L’imagination est le moteur véritable du jeu. Les règles, les scénarios prêts à jouer, les fiches de personnages, sont là seulement pour vous servir de supports. Avec l’expérience, il vous faudra très peu de choses pour démarrer une partie de T&T. Certains MJ sont capables de lancer une partie sans rien avoir écrit au préalable. On peut improviser des merveilles avec quelques idées, un papier et un stylo. Lors de votre première partie, il y a fort à parier que, de vous-même ou poussé par vos joueurs, vous allez improviser certains événements qui n’étaient pas écrits dans le scénario. Vous verrez que ce n’est pas si compliqué. Nous reviendrons plus tard sur les questions d’organisation de votre partie.

La priorité est de parvenir à les plonger dans votre histoire. Une fois qu’ils seront dans le bain, leur imagination leur permettra de « nager », c’est-à-dire de faire avancer l’aventure, de contribuer à cette histoire, de sorte qu’elle devienne une histoire racontée à plusieurs, et non seulement par vous, le MJ. Ainsi, votre histoire deviendra leur histoire.

Réunissez donc autour de vous des personnes qui, comme vous, sont prêtes à s’évader, avec votre aide, dans un monde imaginaire. Ecartez les grincheux et les personnes trop rationnelles qui ont décidé d’avance que votre jeu serait nul. Il faut avoir envie de jouer (ce n’est pas une partie d’échecs) et de faire semblant de croire à des choses qui n’existent pas. Aucun joueur ne doit être spectateur. Les ricanements narquois d’un sceptique désapprouvant vos « enfantillages » vous gâcheraient tout plaisir et ruineraient votre partie.

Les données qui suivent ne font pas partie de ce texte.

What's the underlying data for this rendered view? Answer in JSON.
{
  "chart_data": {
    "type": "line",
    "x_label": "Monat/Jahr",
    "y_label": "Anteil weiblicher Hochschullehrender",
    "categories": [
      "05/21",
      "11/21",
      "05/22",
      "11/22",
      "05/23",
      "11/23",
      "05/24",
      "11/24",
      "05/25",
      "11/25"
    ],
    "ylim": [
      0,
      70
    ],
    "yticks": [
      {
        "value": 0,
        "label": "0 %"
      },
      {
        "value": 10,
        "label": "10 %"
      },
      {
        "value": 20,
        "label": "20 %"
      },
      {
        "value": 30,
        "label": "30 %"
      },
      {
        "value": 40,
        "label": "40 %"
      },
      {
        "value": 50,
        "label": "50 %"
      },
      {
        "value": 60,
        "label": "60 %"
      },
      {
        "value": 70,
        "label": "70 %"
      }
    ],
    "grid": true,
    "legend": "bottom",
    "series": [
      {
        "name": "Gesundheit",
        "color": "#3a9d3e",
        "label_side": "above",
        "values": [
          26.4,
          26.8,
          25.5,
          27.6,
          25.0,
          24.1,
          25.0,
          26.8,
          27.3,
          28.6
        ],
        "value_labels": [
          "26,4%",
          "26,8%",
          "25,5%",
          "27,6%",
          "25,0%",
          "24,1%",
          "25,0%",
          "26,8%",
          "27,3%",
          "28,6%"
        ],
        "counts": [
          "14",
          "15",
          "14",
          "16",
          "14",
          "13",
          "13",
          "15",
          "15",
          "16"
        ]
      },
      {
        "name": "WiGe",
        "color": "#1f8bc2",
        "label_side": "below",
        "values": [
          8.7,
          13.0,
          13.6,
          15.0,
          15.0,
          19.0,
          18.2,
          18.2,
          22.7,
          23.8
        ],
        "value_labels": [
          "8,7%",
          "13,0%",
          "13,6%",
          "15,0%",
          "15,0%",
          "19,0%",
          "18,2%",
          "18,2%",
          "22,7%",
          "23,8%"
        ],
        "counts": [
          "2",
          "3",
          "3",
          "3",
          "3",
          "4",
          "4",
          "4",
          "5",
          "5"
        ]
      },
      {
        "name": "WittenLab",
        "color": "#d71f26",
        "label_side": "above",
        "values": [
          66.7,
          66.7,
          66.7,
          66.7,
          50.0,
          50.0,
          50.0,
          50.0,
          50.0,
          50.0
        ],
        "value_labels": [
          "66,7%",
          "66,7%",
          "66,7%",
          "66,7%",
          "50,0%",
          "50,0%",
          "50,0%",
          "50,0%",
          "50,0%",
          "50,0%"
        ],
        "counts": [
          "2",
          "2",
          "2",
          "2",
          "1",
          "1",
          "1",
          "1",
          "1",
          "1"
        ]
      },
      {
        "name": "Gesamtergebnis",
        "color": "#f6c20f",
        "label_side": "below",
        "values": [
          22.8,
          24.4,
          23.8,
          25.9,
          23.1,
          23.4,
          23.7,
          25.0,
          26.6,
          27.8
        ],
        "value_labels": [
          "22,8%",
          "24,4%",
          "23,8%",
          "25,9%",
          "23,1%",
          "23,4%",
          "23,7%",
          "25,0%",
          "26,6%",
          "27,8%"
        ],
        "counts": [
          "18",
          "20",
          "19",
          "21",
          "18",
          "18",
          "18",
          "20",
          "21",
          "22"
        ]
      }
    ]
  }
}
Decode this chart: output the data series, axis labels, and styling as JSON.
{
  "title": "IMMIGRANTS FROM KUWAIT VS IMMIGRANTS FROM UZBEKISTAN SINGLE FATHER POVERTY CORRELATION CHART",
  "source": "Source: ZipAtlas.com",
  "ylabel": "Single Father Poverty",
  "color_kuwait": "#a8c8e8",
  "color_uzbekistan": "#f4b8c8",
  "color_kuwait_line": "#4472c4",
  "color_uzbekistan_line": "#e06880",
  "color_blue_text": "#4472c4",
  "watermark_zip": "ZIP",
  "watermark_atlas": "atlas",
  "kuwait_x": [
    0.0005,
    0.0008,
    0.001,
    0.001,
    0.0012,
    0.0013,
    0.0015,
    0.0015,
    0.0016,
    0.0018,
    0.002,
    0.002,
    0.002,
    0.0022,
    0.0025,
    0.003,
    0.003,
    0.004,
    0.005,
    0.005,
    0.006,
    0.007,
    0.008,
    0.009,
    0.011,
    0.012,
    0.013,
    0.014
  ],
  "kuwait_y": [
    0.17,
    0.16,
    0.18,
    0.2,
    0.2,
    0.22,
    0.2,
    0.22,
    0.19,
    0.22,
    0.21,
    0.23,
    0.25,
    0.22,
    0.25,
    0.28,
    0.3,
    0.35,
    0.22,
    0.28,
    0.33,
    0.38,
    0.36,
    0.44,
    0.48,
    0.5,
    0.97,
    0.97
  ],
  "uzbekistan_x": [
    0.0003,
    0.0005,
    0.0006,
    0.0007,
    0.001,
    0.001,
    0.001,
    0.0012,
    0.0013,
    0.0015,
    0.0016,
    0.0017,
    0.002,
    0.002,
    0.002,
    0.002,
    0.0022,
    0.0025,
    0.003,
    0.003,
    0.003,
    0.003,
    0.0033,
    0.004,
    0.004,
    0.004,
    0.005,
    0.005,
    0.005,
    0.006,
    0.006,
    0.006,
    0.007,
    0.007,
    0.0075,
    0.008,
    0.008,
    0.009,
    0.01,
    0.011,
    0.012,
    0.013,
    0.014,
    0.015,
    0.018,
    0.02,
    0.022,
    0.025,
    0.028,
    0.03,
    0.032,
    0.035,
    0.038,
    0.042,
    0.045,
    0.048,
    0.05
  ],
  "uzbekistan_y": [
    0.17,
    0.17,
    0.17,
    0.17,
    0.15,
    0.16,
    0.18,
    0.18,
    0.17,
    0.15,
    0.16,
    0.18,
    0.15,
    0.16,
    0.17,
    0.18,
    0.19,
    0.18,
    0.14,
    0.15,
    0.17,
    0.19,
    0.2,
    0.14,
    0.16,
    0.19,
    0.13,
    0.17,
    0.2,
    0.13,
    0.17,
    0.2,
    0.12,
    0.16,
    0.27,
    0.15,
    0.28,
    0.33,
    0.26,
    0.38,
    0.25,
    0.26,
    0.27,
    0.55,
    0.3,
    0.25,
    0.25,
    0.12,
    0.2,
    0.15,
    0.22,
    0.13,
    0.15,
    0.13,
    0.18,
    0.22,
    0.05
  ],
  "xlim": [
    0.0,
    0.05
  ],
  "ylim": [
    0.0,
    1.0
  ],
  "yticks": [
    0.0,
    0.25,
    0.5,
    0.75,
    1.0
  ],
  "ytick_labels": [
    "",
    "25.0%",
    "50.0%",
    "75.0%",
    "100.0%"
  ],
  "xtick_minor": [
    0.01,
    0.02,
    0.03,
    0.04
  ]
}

Chacun doit se sentir en confiance et autorisé à laisser s’envoler son imagination. S’il y a des joueuses dans votre groupe, évitez quand même de donner à la partie un tour sexiste qui les exaspérerait. S‘il y a de jeunes joueurs autour de la table, adaptez-vous : une histoire pour enfants n’étant pas une histoire pour adultes, efforcez-vous de rester dans les limites, disons, d’une histoire pour tout public 🙂 Si vous jouez entre amis proches, les choses se mettront en place très naturellement. Bien se connaître et s’apprécier est un excellent point de départ pour une partie réussie. Si vous accueillez un nouveau dans votre groupe de jeu, prenez le temps de faire d’abord connaissance et de sympathiser, bref, de vraiment l’accueillir, et restez ouvert. Ne multipliez pas les blagues et références qui vous amusent vous, mais qui peuvent donner au nouveau le sentiment d’être exclu. Tout cela peut sembler évident, et pourtant il existe de nombreux témoignages qui montrent que tout le monde ne comprend pas d’emblée ces quelques règles de savoir-vivre élémentaire.

Si vous jouez avec des inconnus ou de vagues connaissances, mieux vaut être déjà un MJ expérimenté, car c’est indéniablement plus difficile. Le mieux est alors d’être joueur dans la partie, et non MJ, ce qui implique que les autres sachent déjà jouer… Si possible, pour vos premières expériences de MJ, mieux vaut jouer avec des proches. Si vous vous joignez à un club de JDR ou à un groupe déjà établi, mieux vaut d’abord venir en tant que joueur, jouer à leurs JDR, apprendre à les connaître, puis, si vous sympathisez, leur proposer une partie de T&T. De votre côté, vous connaîtrez leur style de jeu et ce qu’ils apprécient et, de leur côté, ils seront plus ouverts et bienveillants.